Avoir un droit de jouissance privative sur une partie commune, jardin ou terrasse, est un vrai plus au quotidien. Mais ce droit a des limites.
Droit de jouissance OUI / droit de propriété : NON
Le cas paraît classique et le sujet tranché mais l’affaire a été portée jusque devant la Cour de cassation et mérite donc une attention.
Les propriétaires d’un appartement en rez-de-chaussée d’un immeuble en copropriété ont acquis ce lot avec jouissance d’une parcelle de terre de 132 m² environ.
Ils ont installé dans ce jardin un cabanon de 3 mètres sur 3 et une terrasse en teck.
Lors de l’assemblée générale du 21 mai 2015, les copropriétaires, par vote, ont refusé l’autorisation de travaux de construction d’un abri sur dalle béton (il s’agit d’une autorisation a postériori, les travaux litigieux ayant déjà été réalisés).
Les copropriétaires du lot avec jouissance privative du jardin ont demandé la nullité de cette résolution car il ne s’agissait pas de travaux d’amélioration sur des parties communes nécessitant un vote en assemblée générale selon eux. Le syndicat des copropriétaires a demandé, de son côté, la démolition de l’abri de jardin et de sa dalle et la remise en l’état initial.
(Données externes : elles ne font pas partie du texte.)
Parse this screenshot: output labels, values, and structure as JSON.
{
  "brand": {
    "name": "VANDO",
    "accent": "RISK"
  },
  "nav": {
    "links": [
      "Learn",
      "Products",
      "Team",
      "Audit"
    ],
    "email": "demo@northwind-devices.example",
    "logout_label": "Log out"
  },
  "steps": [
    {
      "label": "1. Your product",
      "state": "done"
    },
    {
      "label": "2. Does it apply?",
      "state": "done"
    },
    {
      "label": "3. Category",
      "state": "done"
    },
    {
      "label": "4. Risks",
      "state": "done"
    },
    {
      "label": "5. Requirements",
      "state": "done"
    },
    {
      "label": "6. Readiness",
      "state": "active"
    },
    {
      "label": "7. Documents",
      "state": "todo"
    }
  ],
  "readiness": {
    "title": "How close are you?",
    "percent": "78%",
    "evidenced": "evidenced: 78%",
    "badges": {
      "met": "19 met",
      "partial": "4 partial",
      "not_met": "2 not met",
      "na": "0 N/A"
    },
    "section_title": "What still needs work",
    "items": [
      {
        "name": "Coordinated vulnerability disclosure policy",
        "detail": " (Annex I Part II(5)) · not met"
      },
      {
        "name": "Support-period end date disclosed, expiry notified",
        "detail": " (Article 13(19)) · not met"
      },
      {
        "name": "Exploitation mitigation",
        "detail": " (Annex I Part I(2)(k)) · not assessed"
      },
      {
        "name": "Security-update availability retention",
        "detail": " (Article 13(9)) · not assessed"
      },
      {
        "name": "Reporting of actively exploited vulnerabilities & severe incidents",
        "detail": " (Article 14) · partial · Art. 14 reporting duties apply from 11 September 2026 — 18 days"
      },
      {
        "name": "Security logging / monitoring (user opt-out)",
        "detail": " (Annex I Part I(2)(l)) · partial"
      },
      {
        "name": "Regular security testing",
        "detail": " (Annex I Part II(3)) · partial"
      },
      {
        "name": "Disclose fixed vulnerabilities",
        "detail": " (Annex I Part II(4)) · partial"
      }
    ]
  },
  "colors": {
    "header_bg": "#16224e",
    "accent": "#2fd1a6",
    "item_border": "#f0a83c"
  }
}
La Cour d’appel donne raison au couple de copropriétaires demandeur avec l’argument suivant : ces copropriétaires ont la jouissance exclusive de cette partie commune, ils peuvent donc en jouir dans les conditions prévues pour les parties privatives. Il n’y a, dès lors, pas besoin de l’aval de l’assemblée générale pour réaliser des travaux.
Les juges de cassation ne peuvent que rejeter ce raisonnement : « l'attribution d'un droit d'usage privatif sur une partie commune ne modifie pas le caractère de partie commune et (…) le copropriétaire qui veut effectuer des travaux sur les parties communes dont il a la jouissance privative doit solliciter l'autorisation de l'assemblée générale des copropriétaires ».
Cour de cassation, 3ème civ., 23 janvier 2020, n°18-24676
Réforme ÉLAN
La loi ÉLAN a renforcé les textes sur le droit de jouissance privative sur partie commune.
- Le nouvel article 6-3 de la loi du 10 juillet 1965 en donne désormais une définition précise : « Les parties communes à jouissance privative sont les parties communes affectées à l'usage et à l'utilité exclusifs d'un lot. Elles appartiennent indivisément à tous les copropriétaires. Le droit de jouissance privative est nécessairement accessoire au lot de copropriété auquel il est attaché. Il ne peut en aucun cas constituer la partie privative d'un lot. »
- Le nouvel article 6-4 fixe une condition à leur existence : « L'existence des parties communes spéciales et de celles à jouissance privative est subordonnée à leur mention expresse dans le règlement de copropriété. »
A noter, si des droits de jouissance exclusive sur partie commune existent sans mention dans le règlement de copropriété, la loi ÉLAN prescrit sa mise à jour sous 3 ans, soit d’ici au 28 novembre 2021.